In October 1998, a rotational lightcurve of Thüringia was obtained from photometric observations by astronomers of the Minnesota State University Moorhead at Paul Feder Observatory. Analysis of the classically shaped bimodal lightcurve gave a well-defined rotation period of 8.166±0.006 hours with a high brightness variation of 0.66±0.03 magnitude, indicative of an irregular, non-spherical shape (U=3). In October 2007, another period determination by Federico Manzini, Hiromi Hamanowa and Hiroko Hamanowa determined a period of 8.16446±0.00006 hours and an amplitude of 0.52±0.01 magnitude (U=3). In 2011, a modeled lightcurve using data from the Uppsala Asteroid Photometric Catalogue (UAPC) and other sources gave a sidereal period 8.16534 hours, as well as a spin axis of (120.0°, −52.0°) in ecliptic coordinates (λ, β) (U=2).

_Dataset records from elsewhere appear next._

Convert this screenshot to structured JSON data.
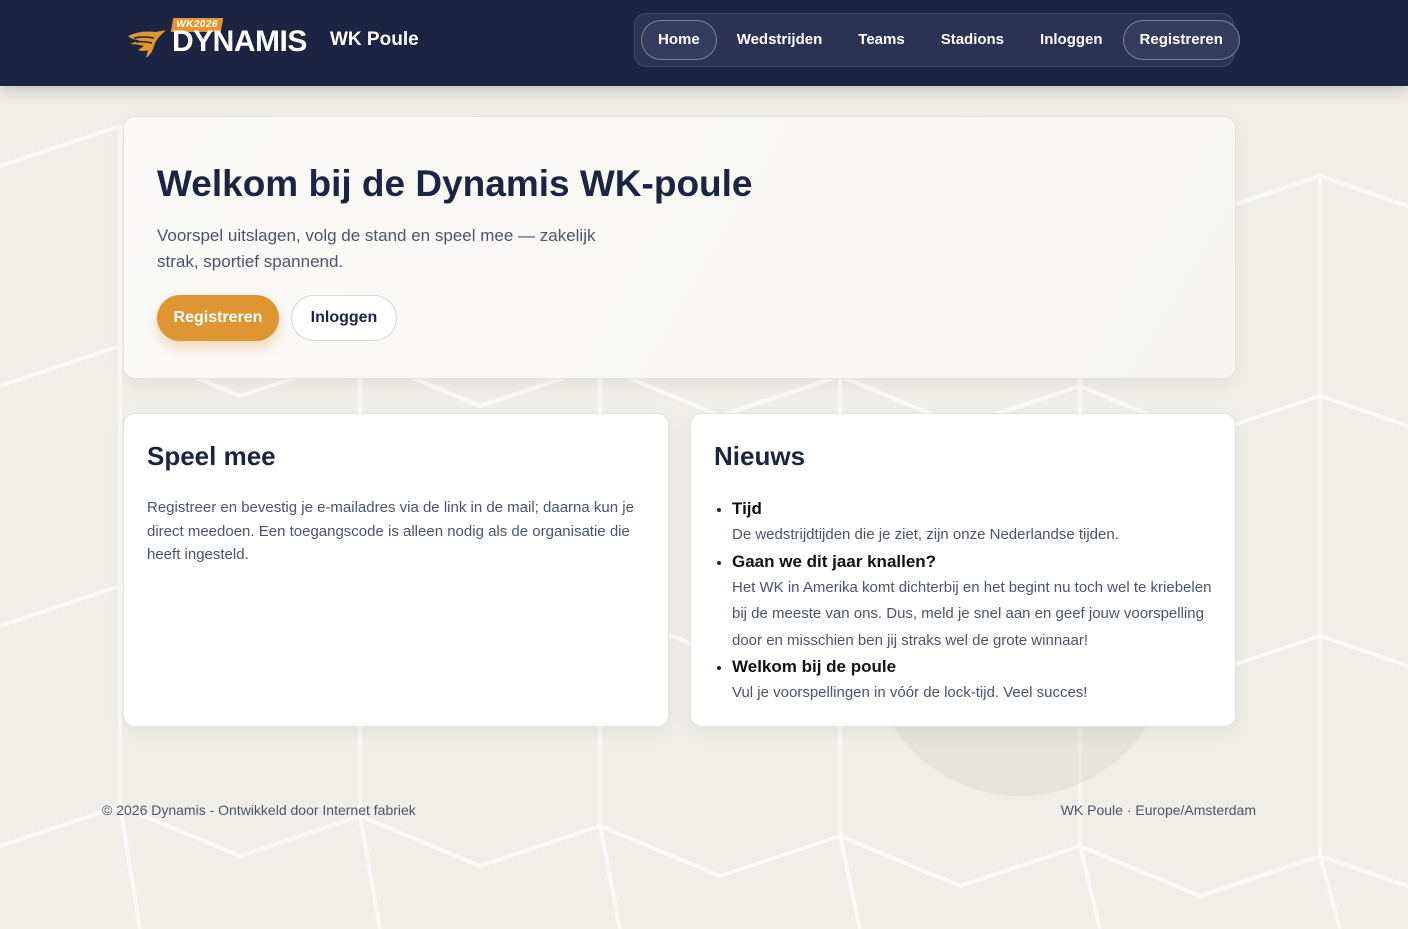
{
  "header": {
    "logo_badge": "WK2026",
    "logo_word": "DYNAMIS",
    "site_title": "WK Poule",
    "nav": [
      {
        "label": "Home"
      },
      {
        "label": "Wedstrijden"
      },
      {
        "label": "Teams"
      },
      {
        "label": "Stadions"
      },
      {
        "label": "Inloggen"
      },
      {
        "label": "Registreren"
      }
    ]
  },
  "hero": {
    "title": "Welkom bij de Dynamis WK-poule",
    "subtitle": "Voorspel uitslagen, volg de stand en speel mee — zakelijk strak, sportief spannend.",
    "primary_button": "Registreren",
    "secondary_button": "Inloggen"
  },
  "speel_mee": {
    "title": "Speel mee",
    "text": "Registreer en bevestig je e-mailadres via de link in de mail; daarna kun je direct meedoen. Een toegangscode is alleen nodig als de organisatie die heeft ingesteld."
  },
  "nieuws": {
    "title": "Nieuws",
    "items": [
      {
        "title": "Tijd",
        "body": "De wedstrijdtijden die je ziet, zijn onze Nederlandse tijden."
      },
      {
        "title": "Gaan we dit jaar knallen?",
        "body": "Het WK in Amerika komt dichterbij en het begint nu toch wel te kriebelen bij de meeste van ons. Dus, meld je snel aan en geef jouw voorspelling door en misschien ben jij straks wel de grote winnaar!"
      },
      {
        "title": "Welkom bij de poule",
        "body": "Vul je voorspellingen in vóór de lock-tijd. Veel succes!"
      }
    ]
  },
  "footer": {
    "left": "© 2026 Dynamis - Ontwikkeld door Internet fabriek",
    "right": "WK Poule · Europe/Amsterdam"
  },
  "colors": {
    "navy": "#1c2444",
    "accent": "#de9633",
    "background": "#efeee9"
  }
}
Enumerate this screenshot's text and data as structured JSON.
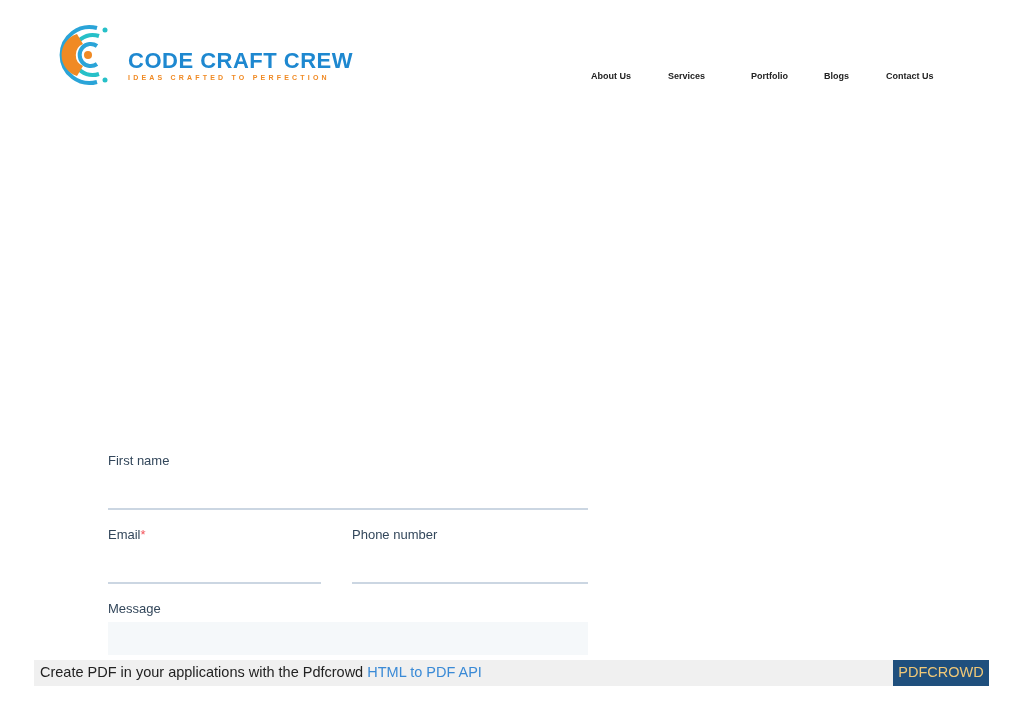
{
  "logo": {
    "name": "CODE CRAFT CREW",
    "tagline": "IDEAS CRAFTED TO PERFECTION"
  },
  "nav": [
    {
      "label": "About Us"
    },
    {
      "label": "Services"
    },
    {
      "label": "Portfolio"
    },
    {
      "label": "Blogs"
    },
    {
      "label": "Contact Us"
    }
  ],
  "form": {
    "first_name": {
      "label": "First name"
    },
    "email": {
      "label": "Email",
      "required_mark": "*"
    },
    "phone": {
      "label": "Phone number"
    },
    "message": {
      "label": "Message"
    }
  },
  "footer": {
    "text": "Create PDF in your applications with the Pdfcrowd ",
    "link": "HTML to PDF API",
    "button": "PDFCROWD"
  }
}
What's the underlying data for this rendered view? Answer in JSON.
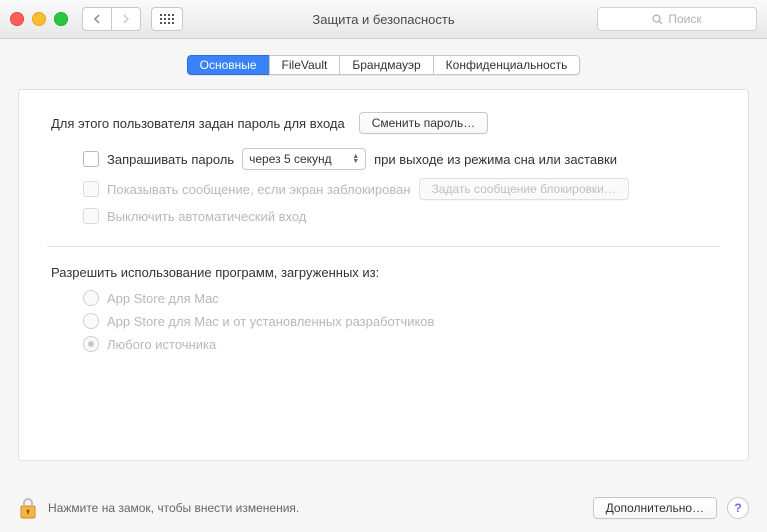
{
  "window": {
    "title": "Защита и безопасность",
    "search_placeholder": "Поиск"
  },
  "tabs": [
    "Основные",
    "FileVault",
    "Брандмауэр",
    "Конфиденциальность"
  ],
  "general": {
    "password_set_label": "Для этого пользователя задан пароль для входа",
    "change_password_btn": "Сменить пароль…",
    "require_password_label": "Запрашивать пароль",
    "require_password_delay": "через 5 секунд",
    "require_password_suffix": "при выходе из режима сна или заставки",
    "show_message_label": "Показывать сообщение, если экран заблокирован",
    "set_lock_message_btn": "Задать сообщение блокировки…",
    "disable_autologin_label": "Выключить автоматический вход",
    "allow_apps_label": "Разрешить использование программ, загруженных из:",
    "allow_apps_options": [
      "App Store для Mac",
      "App Store для Mac и от установленных разработчиков",
      "Любого источника"
    ],
    "allow_apps_selected_index": 2
  },
  "footer": {
    "lock_hint": "Нажмите на замок, чтобы внести изменения.",
    "advanced_btn": "Дополнительно…"
  }
}
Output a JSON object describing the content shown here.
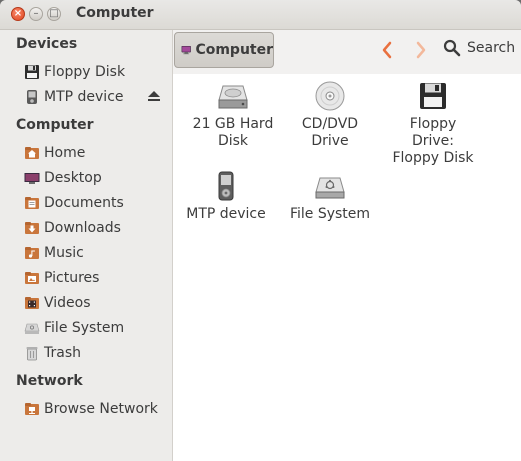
{
  "window": {
    "title": "Computer",
    "close_symbol": "×",
    "minimize_symbol": "–",
    "maximize_symbol": "□"
  },
  "sidebar": {
    "sections": [
      {
        "heading": "Devices",
        "items": [
          {
            "label": "Floppy Disk",
            "icon": "floppy-disk-icon"
          },
          {
            "label": "MTP device",
            "icon": "mtp-device-icon",
            "eject": true
          }
        ]
      },
      {
        "heading": "Computer",
        "items": [
          {
            "label": "Home",
            "icon": "home-folder-icon"
          },
          {
            "label": "Desktop",
            "icon": "desktop-icon"
          },
          {
            "label": "Documents",
            "icon": "documents-folder-icon"
          },
          {
            "label": "Downloads",
            "icon": "downloads-folder-icon"
          },
          {
            "label": "Music",
            "icon": "music-folder-icon"
          },
          {
            "label": "Pictures",
            "icon": "pictures-folder-icon"
          },
          {
            "label": "Videos",
            "icon": "videos-folder-icon"
          },
          {
            "label": "File System",
            "icon": "file-system-icon"
          },
          {
            "label": "Trash",
            "icon": "trash-icon"
          }
        ]
      },
      {
        "heading": "Network",
        "items": [
          {
            "label": "Browse Network",
            "icon": "network-icon"
          }
        ]
      }
    ]
  },
  "toolbar": {
    "path_label": "Computer",
    "search_label": "Search"
  },
  "main": {
    "items": [
      {
        "line1": "21 GB Hard",
        "line2": "Disk",
        "line3": "",
        "icon": "hard-disk-icon"
      },
      {
        "line1": "CD/DVD",
        "line2": "Drive",
        "line3": "",
        "icon": "optical-drive-icon"
      },
      {
        "line1": "Floppy",
        "line2": "Drive:",
        "line3": "Floppy Disk",
        "icon": "floppy-drive-icon"
      },
      {
        "line1": "MTP device",
        "line2": "",
        "line3": "",
        "icon": "media-player-icon"
      },
      {
        "line1": "File System",
        "line2": "",
        "line3": "",
        "icon": "file-system-drive-icon"
      }
    ]
  },
  "colors": {
    "close_button": "#e0461f",
    "nav_arrow": "#e9703f",
    "sidebar_bg": "#edecea",
    "content_bg": "#ffffff"
  }
}
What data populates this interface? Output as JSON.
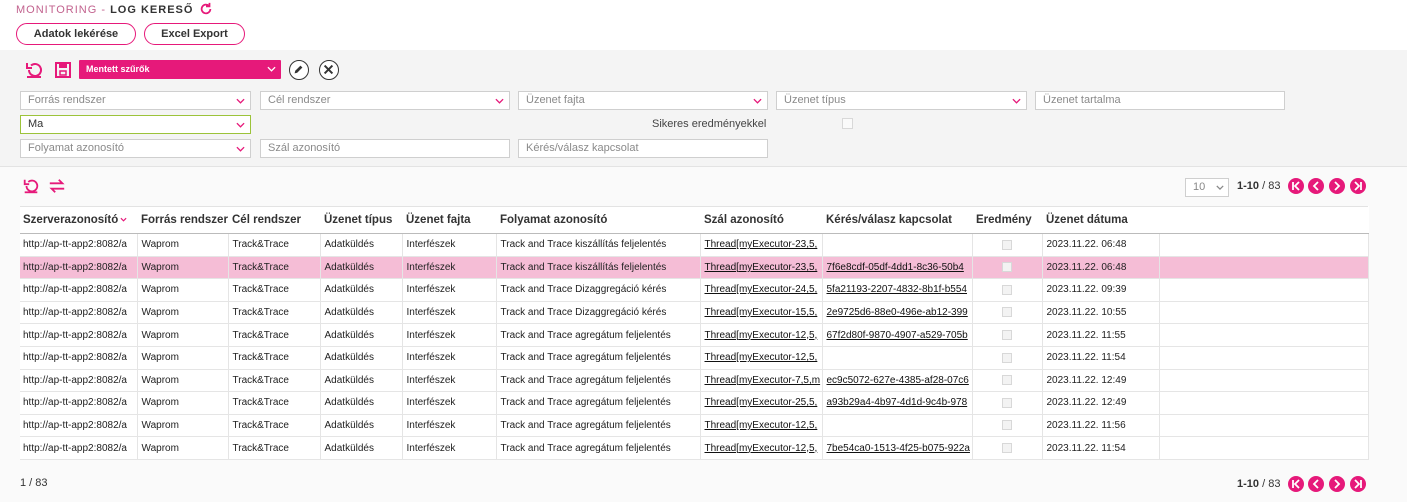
{
  "breadcrumb": {
    "section": "MONITORING -",
    "page": "LOG KERESŐ"
  },
  "toolbar": {
    "fetch_label": "Adatok lekérése",
    "export_label": "Excel Export"
  },
  "filters": {
    "saved_filters": "Mentett szűrők",
    "source_system": "Forrás rendszer",
    "target_system": "Cél rendszer",
    "message_kind": "Üzenet fajta",
    "message_type": "Üzenet típus",
    "message_content": "Üzenet tartalma",
    "date_range": "Ma",
    "success_label": "Sikeres eredményekkel",
    "process_id": "Folyamat azonosító",
    "thread_id": "Szál azonosító",
    "request_response": "Kérés/válasz kapcsolat"
  },
  "pager": {
    "page_size": "10",
    "range_bold": "1-10",
    "range_total": " / 83"
  },
  "footer": {
    "count": "1  /  83"
  },
  "table": {
    "columns": [
      "Szerverazonosító",
      "Forrás rendszer",
      "Cél rendszer",
      "Üzenet típus",
      "Üzenet fajta",
      "Folyamat azonosító",
      "Szál azonosító",
      "Kérés/válasz kapcsolat",
      "Eredmény",
      "Üzenet dátuma"
    ],
    "rows": [
      [
        "http://ap-tt-app2:8082/a",
        "Waprom",
        "Track&Trace",
        "Adatküldés",
        "Interfészek",
        "Track and Trace kiszállítás feljelentés",
        "Thread[myExecutor-23,5,",
        "",
        "2023.11.22. 06:48"
      ],
      [
        "http://ap-tt-app2:8082/a",
        "Waprom",
        "Track&Trace",
        "Adatküldés",
        "Interfészek",
        "Track and Trace kiszállítás feljelentés",
        "Thread[myExecutor-23,5,",
        "7f6e8cdf-05df-4dd1-8c36-50b4",
        "2023.11.22. 06:48"
      ],
      [
        "http://ap-tt-app2:8082/a",
        "Waprom",
        "Track&Trace",
        "Adatküldés",
        "Interfészek",
        "Track and Trace Dizaggregáció kérés",
        "Thread[myExecutor-24,5,",
        "5fa21193-2207-4832-8b1f-b554",
        "2023.11.22. 09:39"
      ],
      [
        "http://ap-tt-app2:8082/a",
        "Waprom",
        "Track&Trace",
        "Adatküldés",
        "Interfészek",
        "Track and Trace Dizaggregáció kérés",
        "Thread[myExecutor-15,5,",
        "2e9725d6-88e0-496e-ab12-399",
        "2023.11.22. 10:55"
      ],
      [
        "http://ap-tt-app2:8082/a",
        "Waprom",
        "Track&Trace",
        "Adatküldés",
        "Interfészek",
        "Track and Trace agregátum feljelentés",
        "Thread[myExecutor-12,5,",
        "67f2d80f-9870-4907-a529-705b",
        "2023.11.22. 11:55"
      ],
      [
        "http://ap-tt-app2:8082/a",
        "Waprom",
        "Track&Trace",
        "Adatküldés",
        "Interfészek",
        "Track and Trace agregátum feljelentés",
        "Thread[myExecutor-12,5,",
        "",
        "2023.11.22. 11:54"
      ],
      [
        "http://ap-tt-app2:8082/a",
        "Waprom",
        "Track&Trace",
        "Adatküldés",
        "Interfészek",
        "Track and Trace agregátum feljelentés",
        "Thread[myExecutor-7,5,m",
        "ec9c5072-627e-4385-af28-07c6",
        "2023.11.22. 12:49"
      ],
      [
        "http://ap-tt-app2:8082/a",
        "Waprom",
        "Track&Trace",
        "Adatküldés",
        "Interfészek",
        "Track and Trace agregátum feljelentés",
        "Thread[myExecutor-25,5,",
        "a93b29a4-4b97-4d1d-9c4b-978",
        "2023.11.22. 12:49"
      ],
      [
        "http://ap-tt-app2:8082/a",
        "Waprom",
        "Track&Trace",
        "Adatküldés",
        "Interfészek",
        "Track and Trace agregátum feljelentés",
        "Thread[myExecutor-12,5,",
        "",
        "2023.11.22. 11:56"
      ],
      [
        "http://ap-tt-app2:8082/a",
        "Waprom",
        "Track&Trace",
        "Adatküldés",
        "Interfészek",
        "Track and Trace agregátum feljelentés",
        "Thread[myExecutor-12,5,",
        "7be54ca0-1513-4f25-b075-922a",
        "2023.11.22. 11:54"
      ]
    ],
    "selected_row": 1
  },
  "colors": {
    "accent": "#e6197a",
    "selected_row": "#f5bdd6",
    "active_border": "#9cc33a"
  }
}
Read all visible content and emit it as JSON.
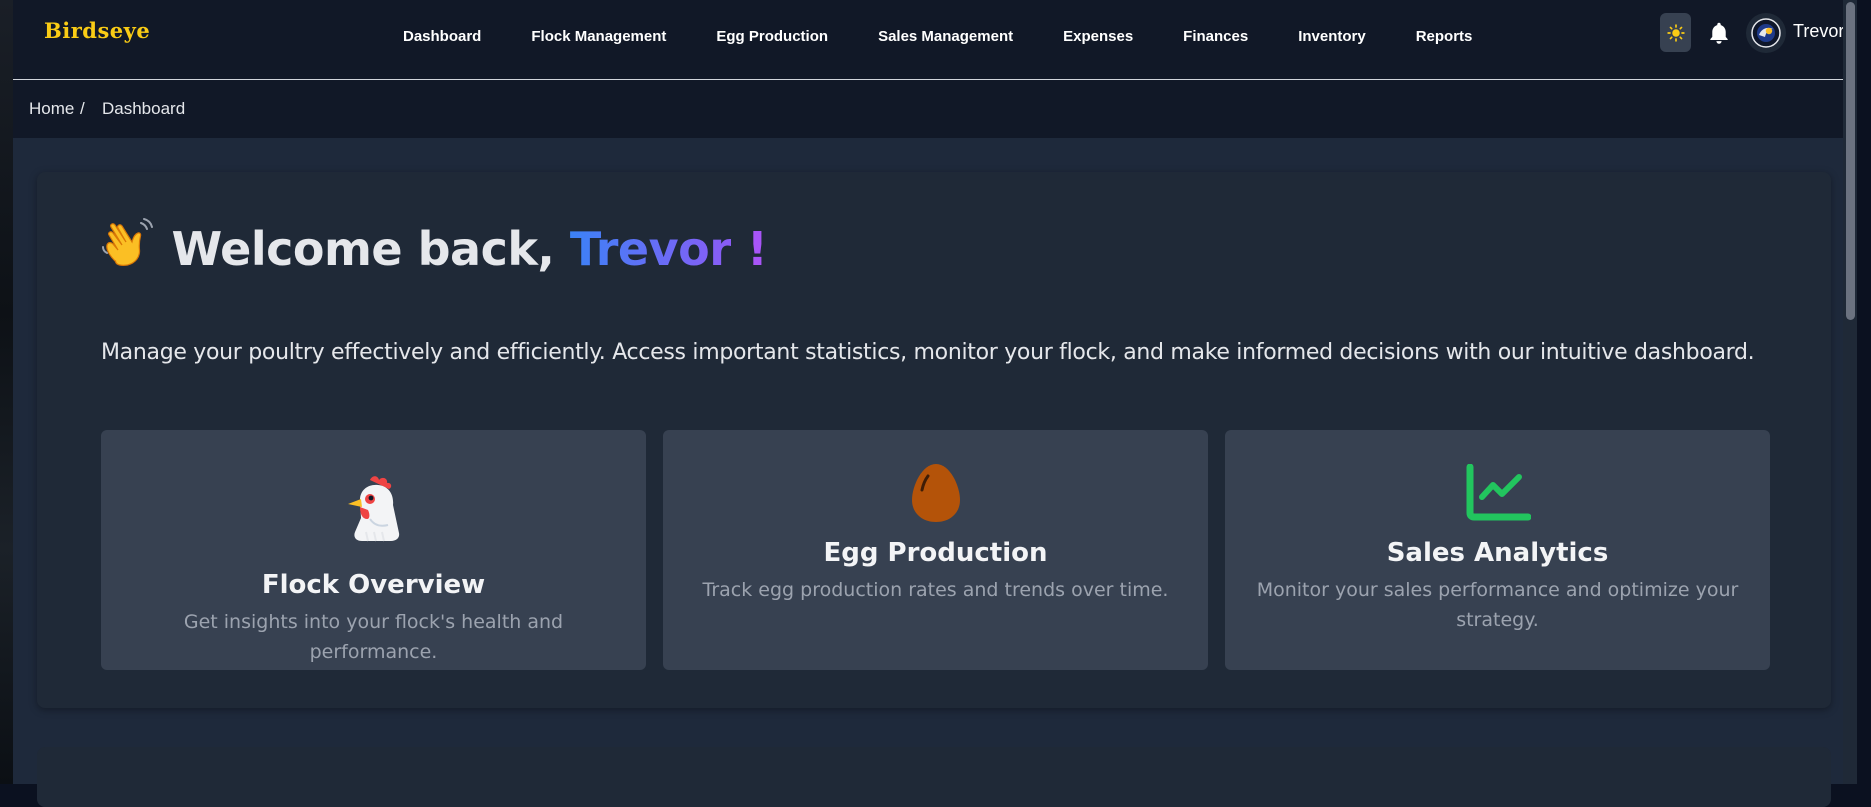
{
  "header": {
    "brand": "Birdseye",
    "nav": [
      {
        "label": "Dashboard"
      },
      {
        "label": "Flock Management"
      },
      {
        "label": "Egg Production"
      },
      {
        "label": "Sales Management"
      },
      {
        "label": "Expenses"
      },
      {
        "label": "Finances"
      },
      {
        "label": "Inventory"
      },
      {
        "label": "Reports"
      }
    ],
    "theme_icon": "sun-icon",
    "notification_icon": "bell-icon",
    "user_name": "Trevor"
  },
  "breadcrumb": {
    "home": "Home",
    "separator": "/",
    "current": "Dashboard"
  },
  "welcome": {
    "greeting": "Welcome back,",
    "name": "Trevor",
    "punctuation": "!",
    "intro": "Manage your poultry effectively and efficiently. Access important statistics, monitor your flock, and make informed decisions with our intuitive dashboard."
  },
  "features": [
    {
      "icon": "chicken-icon",
      "title": "Flock Overview",
      "description": "Get insights into your flock's health and performance."
    },
    {
      "icon": "egg-icon",
      "title": "Egg Production",
      "description": "Track egg production rates and trends over time."
    },
    {
      "icon": "chart-line-icon",
      "title": "Sales Analytics",
      "description": "Monitor your sales performance and optimize your strategy."
    }
  ],
  "colors": {
    "brand": "#facc15",
    "background": "#1e293b",
    "header": "#111827",
    "card": "#374151",
    "accent_blue": "#3b82f6",
    "accent_purple": "#a855f7",
    "chart_green": "#22c55e",
    "egg_brown": "#b45309"
  }
}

=== Diameter and albedo ===

According to the survey carried out by the Infrared Astronomical Satellite IRAS, the NEOWISE mission of NASA's Wide-field Infrared Survey Explorer (WISE), and the Japanese Akari satellite, Thüringia measures (53.35±5.2), (53.714±0.361) and (58.00±0.70) kilometers in diameter and its surface has a low albedo of (0.0471±0.011), (0.047±0.006) and (0.041±0.001), respectively.

The Collaborative Asteroid Lightcurve Link derives an albedo of 0.0564 and a diameter of 53.45 km based on an absolute magnitude of 10.1. Further published mean-diameters and albedos by the WISE team include (49.91±14.77 km), (50.24±13.36 km), (53.310±14.66 km), (53.333±18.03 km) and (62.572±1.232 km) with corresponding albedos of (0.06±0.04), (0.05±0.04), (0.0501±0.0465), (0.0528±0.0460), and (0.0342±0.0200).